= Gateway, Pinellas County, Florida =

Gateway, also called the "Gateway area", or "Gateway District", is a 30 sqmi major business district of Pinellas County, Florida, United States. As it is a major employment center located in an area of suburban density, it is considered an edge city. As of 2019, an increase in construction of residential complexes indicate that Gateway is turning into a mixed business and residential area.

==Location==
The Gateway/Mid-County Planning area falls within the city limits of St. Petersburg and Pinellas Park, along U.S. Route 92 and Interstate 275 at the west end of the Howard Frankland Bridge. It is bordered by:
- U.S. Route 19 and Starkey Road on the west
- 62nd Avenue North and Gandy Boulevard on the south
- Tampa Bay on the north and east

==Economy==
The district is home to 2,700 businesses and 60,000 employees, including at several of the Tampa Bay area's largest employers are located in Gateway including Raymond James Financial, Home Shopping Network, and Jabil.
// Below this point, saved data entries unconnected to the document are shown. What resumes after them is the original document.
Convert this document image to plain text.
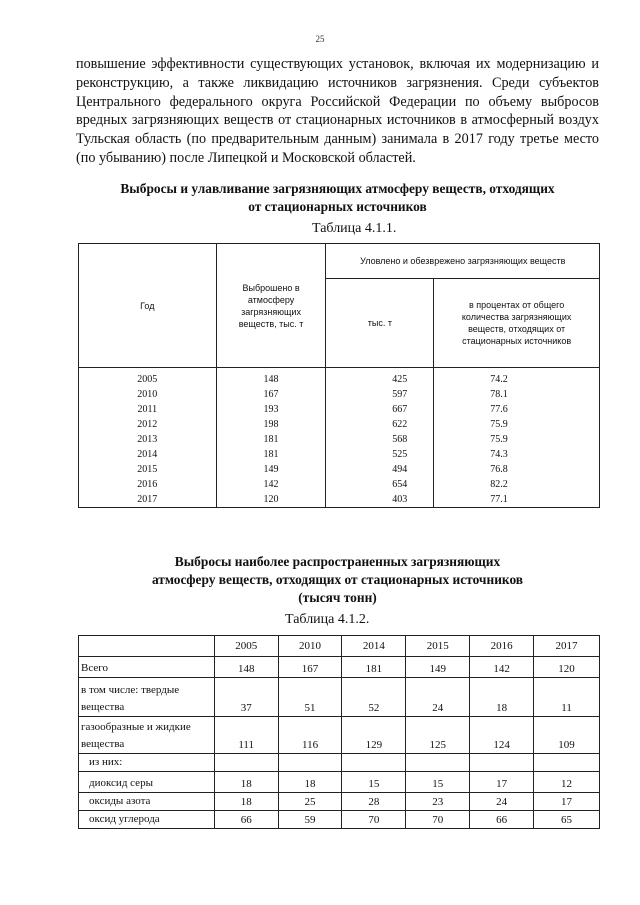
25

повышение эффективности существующих установок, включая их модернизацию и реконструкцию, а также ликвидацию источников загрязнения. Среди субъектов Центрального федерального округа Российской Федерации по объему выбросов вредных загрязняющих веществ от стационарных источников в атмосферный воздух Тульская область (по предварительным данным) занимала в 2017 году третье место (по убыванию) после Липецкой и Московской областей.

Выбросы и улавливание загрязняющих атмосферу веществ, отходящих
от стационарных источников

Таблица 4.1.1.
Год	Выброшено в атмосферу загрязняющих веществ, тыс. т	Уловлено и обезврежено загрязняющих веществ	
		тыс. т	в процентах от общего количества загрязняющих веществ, отходящих от стационарных источников
2005	148	425	74.2
2010	167	597	78.1
2011	193	667	77.6
2012	198	622	75.9
2013	181	568	75.9
2014	181	525	74.3
2015	149	494	76.8
2016	142	654	82.2
2017	120	403	77.1

Выбросы наиболее распространенных загрязняющих
атмосферу веществ, отходящих от стационарных источников
(тысяч тонн)

Таблица 4.1.2.
	2005	2010	2014	2015	2016	2017
Всего	148	167	181	149	142	120
в том числе: твердые вещества	37	51	52	24	18	11
газообразные и жидкие вещества	111	116	129	125	124	109
из них:						
диоксид серы	18	18	15	15	17	12
оксиды азота	18	25	28	23	24	17
оксид углерода	66	59	70	70	66	65
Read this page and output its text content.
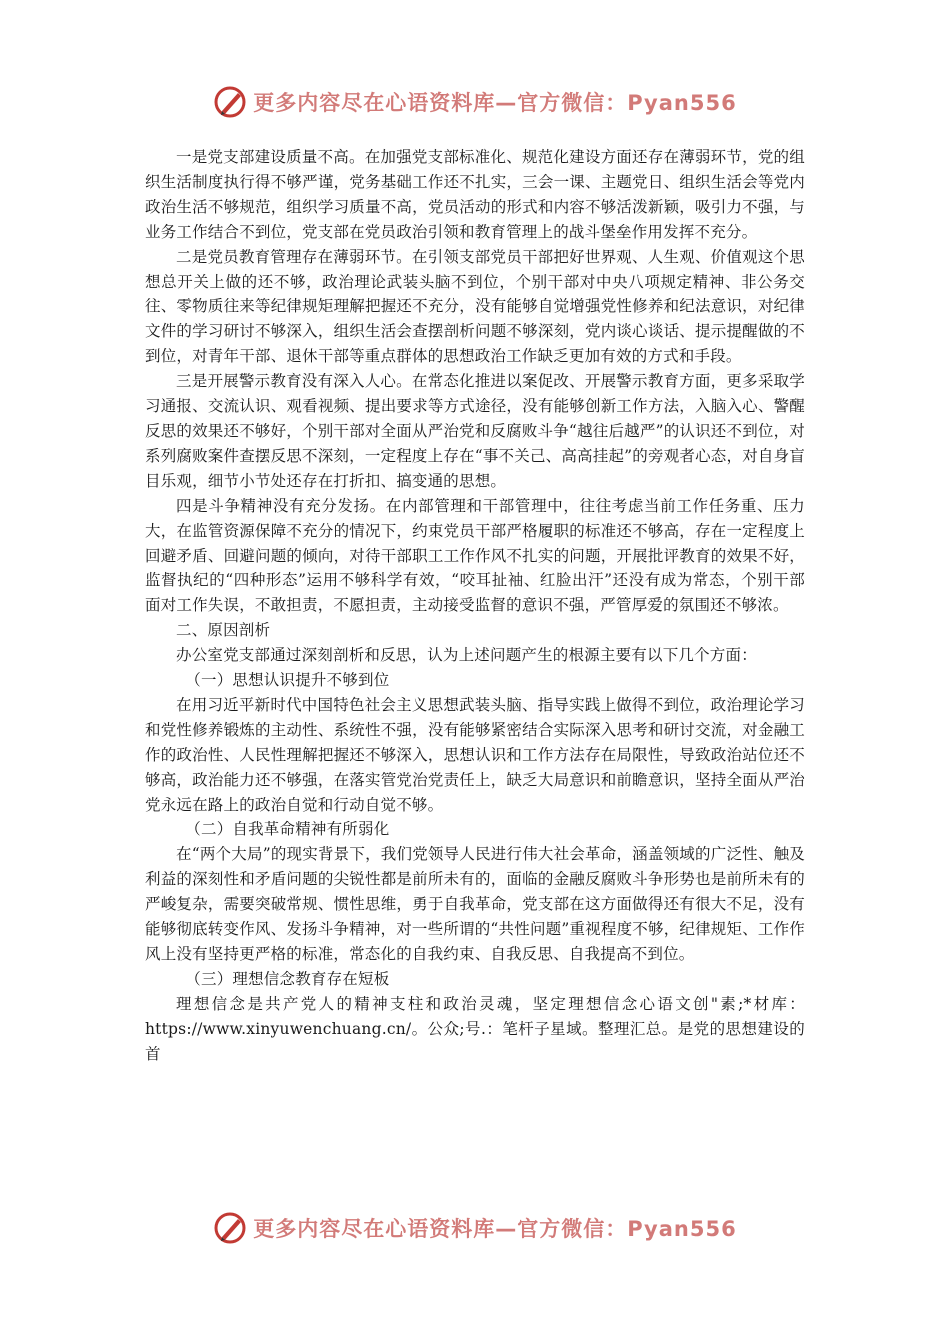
更多内容尽在心语资料库—官方微信：Pyan556

一是党支部建设质量不高。在加强党支部标准化、规范化建设方面还存在薄弱环节，党的组织生活制度执行得不够严谨，党务基础工作还不扎实，三会一课、主题党日、组织生活会等党内政治生活不够规范，组织学习质量不高，党员活动的形式和内容不够活泼新颖，吸引力不强，与业务工作结合不到位，党支部在党员政治引领和教育管理上的战斗堡垒作用发挥不充分。

二是党员教育管理存在薄弱环节。在引领支部党员干部把好世界观、人生观、价值观这个思想总开关上做的还不够，政治理论武装头脑不到位，个别干部对中央八项规定精神、非公务交往、零物质往来等纪律规矩理解把握还不充分，没有能够自觉增强党性修养和纪法意识，对纪律文件的学习研讨不够深入，组织生活会查摆剖析问题不够深刻，党内谈心谈话、提示提醒做的不到位，对青年干部、退休干部等重点群体的思想政治工作缺乏更加有效的方式和手段。

三是开展警示教育没有深入人心。在常态化推进以案促改、开展警示教育方面，更多采取学习通报、交流认识、观看视频、提出要求等方式途径，没有能够创新工作方法，入脑入心、警醒反思的效果还不够好，个别干部对全面从严治党和反腐败斗争“越往后越严”的认识还不到位，对系列腐败案件查摆反思不深刻，一定程度上存在“事不关己、高高挂起”的旁观者心态，对自身盲目乐观，细节小节处还存在打折扣、搞变通的思想。

四是斗争精神没有充分发扬。在内部管理和干部管理中，往往考虑当前工作任务重、压力大，在监管资源保障不充分的情况下，约束党员干部严格履职的标准还不够高，存在一定程度上回避矛盾、回避问题的倾向，对待干部职工工作作风不扎实的问题，开展批评教育的效果不好，监督执纪的“四种形态”运用不够科学有效，“咬耳扯袖、红脸出汗”还没有成为常态，个别干部面对工作失误，不敢担责，不愿担责，主动接受监督的意识不强，严管厚爱的氛围还不够浓。

二、原因剖析

办公室党支部通过深刻剖析和反思，认为上述问题产生的根源主要有以下几个方面：

（一）思想认识提升不够到位

在用习近平新时代中国特色社会主义思想武装头脑、指导实践上做得不到位，政治理论学习和党性修养锻炼的主动性、系统性不强，没有能够紧密结合实际深入思考和研讨交流，对金融工作的政治性、人民性理解把握还不够深入，思想认识和工作方法存在局限性，导致政治站位还不够高，政治能力还不够强，在落实管党治党责任上，缺乏大局意识和前瞻意识，坚持全面从严治党永远在路上的政治自觉和行动自觉不够。

（二）自我革命精神有所弱化

在“两个大局”的现实背景下，我们党领导人民进行伟大社会革命，涵盖领域的广泛性、触及利益的深刻性和矛盾问题的尖锐性都是前所未有的，面临的金融反腐败斗争形势也是前所未有的严峻复杂，需要突破常规、惯性思维，勇于自我革命，党支部在这方面做得还有很大不足，没有能够彻底转变作风、发扬斗争精神，对一些所谓的“共性问题”重视程度不够，纪律规矩、工作作风上没有坚持更严格的标准，常态化的自我约束、自我反思、自我提高不到位。

（三）理想信念教育存在短板

理想信念是共产党人的精神支柱和政治灵魂，坚定理想信念心语文创"素;*材库：https://www.xinyuwenchuang.cn/。公众;号.：笔杆子星域。整理汇总。是党的思想建设的首

更多内容尽在心语资料库—官方微信：Pyan556
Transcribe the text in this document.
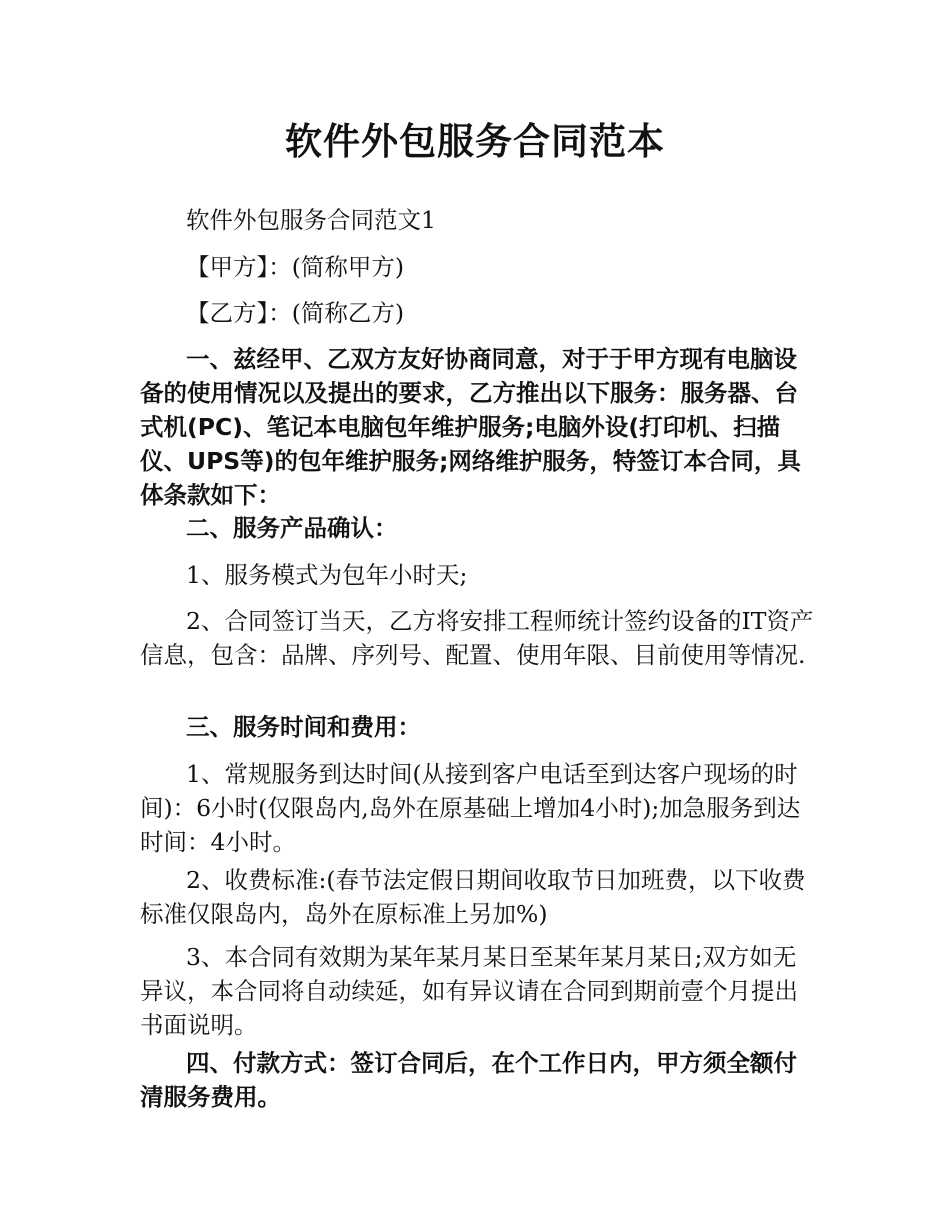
软件外包服务合同范本

软件外包服务合同范文1

【甲方】：(简称甲方)

【乙方】：(简称乙方)

一、兹经甲、乙双方友好协商同意，对于于甲方现有电脑设备的使用情况以及提出的要求，乙方推出以下服务：服务器、台式机(PC)、笔记本电脑包年维护服务;电脑外设(打印机、扫描仪、UPS等)的包年维护服务;网络维护服务，特签订本合同，具体条款如下：

二、服务产品确认：

1、服务模式为包年小时天;

2、合同签订当天，乙方将安排工程师统计签约设备的IT资产信息，包含：品牌、序列号、配置、使用年限、目前使用等情况.

三、服务时间和费用：

1、常规服务到达时间(从接到客户电话至到达客户现场的时间)：6小时(仅限岛内,岛外在原基础上增加4小时);加急服务到达时间：4小时。

2、收费标准:(春节法定假日期间收取节日加班费，以下收费标准仅限岛内，岛外在原标准上另加%)

3、本合同有效期为某年某月某日至某年某月某日;双方如无异议，本合同将自动续延，如有异议请在合同到期前壹个月提出书面说明。

四、付款方式：签订合同后，在个工作日内，甲方须全额付清服务费用。
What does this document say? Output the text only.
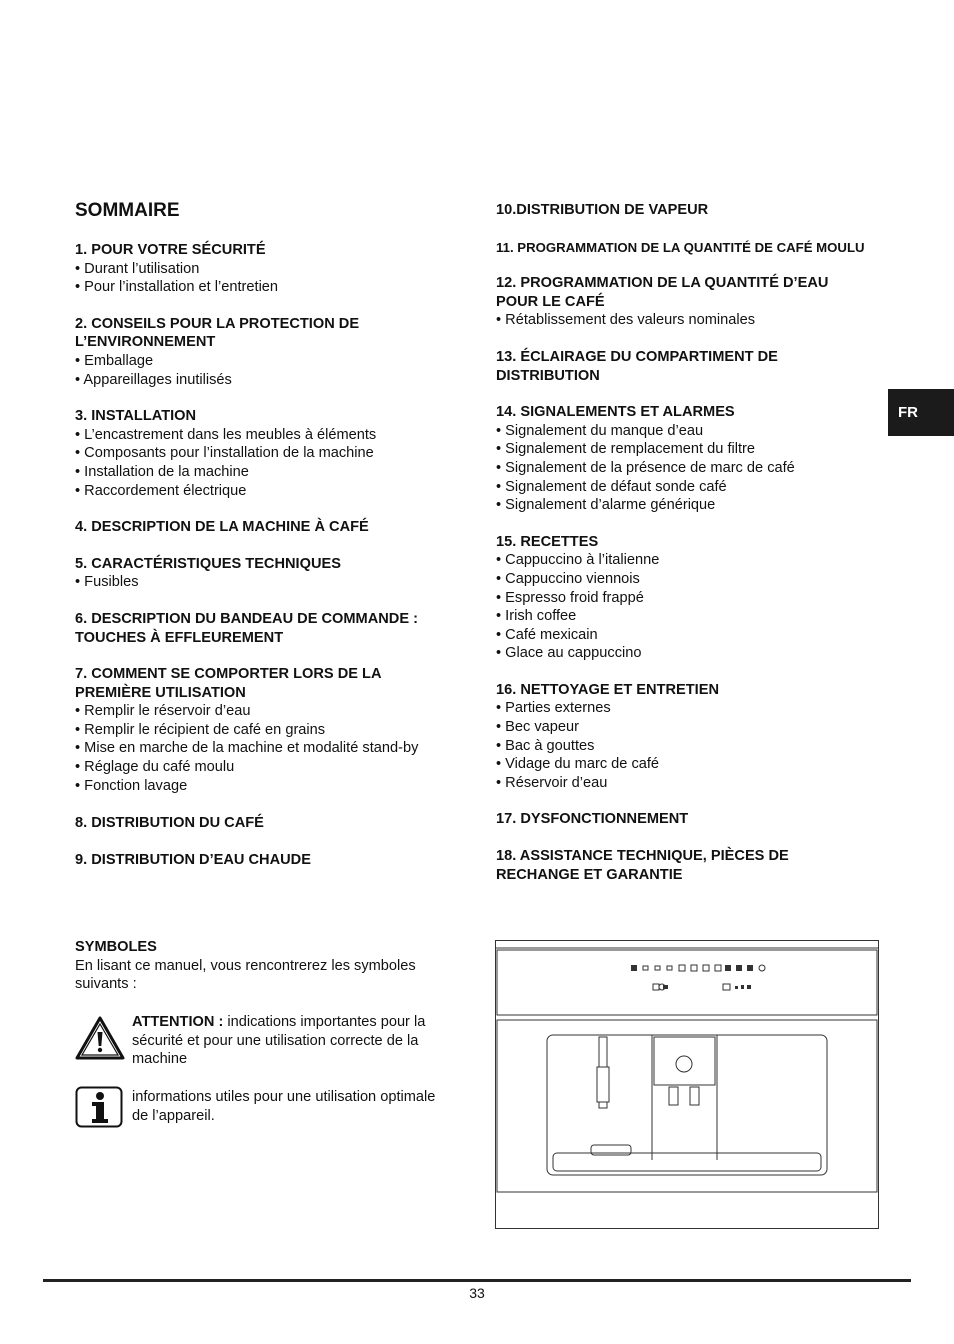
SOMMAIRE
1. POUR VOTRE SÉCURITÉ
• Durant l’utilisation
• Pour l’installation et l’entretien
2. CONSEILS POUR LA PROTECTION DE
L’ENVIRONNEMENT
• Emballage
• Appareillages inutilisés
3. INSTALLATION
• L’encastrement dans les meubles à éléments
• Composants pour l’installation de la machine
• Installation de la machine
• Raccordement électrique
4. DESCRIPTION DE LA MACHINE À CAFÉ
5. CARACTÉRISTIQUES TECHNIQUES
• Fusibles
6. DESCRIPTION DU BANDEAU DE COMMANDE :
TOUCHES À EFFLEUREMENT
7. COMMENT SE COMPORTER LORS DE LA
PREMIÈRE UTILISATION
• Remplir le réservoir d’eau
• Remplir le récipient de café en grains
• Mise en marche de la machine et modalité stand-by
• Réglage du café moulu
• Fonction lavage
8. DISTRIBUTION DU CAFÉ
9. DISTRIBUTION D’EAU CHAUDE
10.DISTRIBUTION DE VAPEUR
11. PROGRAMMATION DE LA QUANTITÉ DE CAFÉ MOULU
12. PROGRAMMATION DE LA QUANTITÉ D’EAU
POUR LE CAFÉ
• Rétablissement des valeurs nominales
13. ÉCLAIRAGE DU COMPARTIMENT DE
DISTRIBUTION
14. SIGNALEMENTS ET ALARMES
• Signalement du manque d’eau
• Signalement de remplacement du filtre
• Signalement de la présence de marc de café
• Signalement de défaut sonde café
• Signalement d’alarme générique
15. RECETTES
• Cappuccino à l’italienne
• Cappuccino viennois
• Espresso froid frappé
• Irish coffee
• Café mexicain
• Glace au cappuccino
16. NETTOYAGE ET ENTRETIEN
• Parties externes
• Bec vapeur
• Bac à gouttes
• Vidage du marc de café
• Réservoir d’eau
17. DYSFONCTIONNEMENT
18. ASSISTANCE TECHNIQUE, PIÈCES DE
RECHANGE ET GARANTIE
FR
SYMBOLES
En lisant ce manuel, vous rencontrerez les symboles
suivants :
ATTENTION : indications importantes pour la
sécurité et pour une utilisation correcte de la
machine
informations utiles pour une utilisation optimale
de l’appareil.
33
Since 2014, major companies including Valpak, Maxi-Blast, AGR Florida, and Great Bay Distributors have relocated or expanded their existing offices and facilities in Gateway. Planning and promotion of Gateway is managed by the Gateway Business Council.

===Retail===
Retail lines U.S. Route 92 and adjacent streets. Complexes include Gateway Market Center anchored by Target, Publix, and PetSmart, and Gateway Crossings anchored by Publix.

==Residential==
Newer mixed-use and residential projects include Ibis Walk and Peridot Palms.

==Infrastructure==
Two elevated roadways and toll lanes are under construction.
- Elevated north-south toll road paralleling 49th St. N., from the Bayside Bridge, along the west edge of the airport, to the new east-west toll road
- Elevated east-west toll road parallel to 118th Ave. N., from the junction with U.S. Route 19 in the west to the junction with I-275 in the east
- Express lanes on I-275 from the Frankland bridge to south of Gandy Blvd.